Mycobacterium smegmatis mc2155 and M. avium sp. avium ATCC 25291T were grown at 37°C in Middlebrook 7H9 broth or Middlebrook 7H11 solid medium, both supplemented with 10% of OADC. Cultures of these strains served as the source of bacterium for the preparation of a standard inoculum in PBS to be used in determination of MICs.
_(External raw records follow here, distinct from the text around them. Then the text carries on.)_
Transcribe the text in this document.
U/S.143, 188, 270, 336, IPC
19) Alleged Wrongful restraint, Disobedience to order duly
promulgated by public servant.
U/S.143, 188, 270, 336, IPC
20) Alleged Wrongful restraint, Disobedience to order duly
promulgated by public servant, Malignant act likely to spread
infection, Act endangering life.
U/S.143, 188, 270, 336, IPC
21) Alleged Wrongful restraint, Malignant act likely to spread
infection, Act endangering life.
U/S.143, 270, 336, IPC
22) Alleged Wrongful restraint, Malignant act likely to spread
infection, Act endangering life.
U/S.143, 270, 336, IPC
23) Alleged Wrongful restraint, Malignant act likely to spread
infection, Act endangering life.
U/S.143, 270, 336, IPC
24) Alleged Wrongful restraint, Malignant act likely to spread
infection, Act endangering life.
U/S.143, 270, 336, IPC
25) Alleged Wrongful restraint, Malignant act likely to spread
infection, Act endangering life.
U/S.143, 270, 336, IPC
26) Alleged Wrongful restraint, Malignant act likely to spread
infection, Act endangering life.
The number of colony-forming units (cfu) corresponding to aliquots of the inoculum was routinely calculated in order to ensure a constant number of bacterial cells from experiment to experiment.
Determination of MICs of agents employed
The determination of MICs of thioridazine, chlorpromazine, verapamil and CCCP, as well of the antibiotics studied alone and in the presence of an EPI, was conducted by the broth microdilution method adapted from previous studies and in accordance to the NCCLS guidelines.19,20 Briefly, M. smegmatis mc2155 and M. avium ATCC 25291 were grown in 7H9/OADC-supplemented medium at 37°C until an optical density (OD) of 0.8 at a wavelength of 600 nm. The bacterial cultures were diluted in PBS and the suspension adjusted to equal the McFarland No. 0.5 turbidity standard. Final inoculum was prepared by diluting the adjusted bacterial suspension at 1:100, and 0.1 mL aliquots were transferred to each well of the 96-well plate that contained 0.1 mL of each agent at concentrations prepared from 2-fold serial dilutions in 7H9/OADC-supplemented medium. The inoculated plates were incubated at 37°C and the MIC results registered after a period of time, at the end of which growth in the agent-free control-well was evident (3 and 5 days for M. smegmatis and M. avium, respectively). The MIC was defined as the lowest concentration of compound that inhibited visible growth.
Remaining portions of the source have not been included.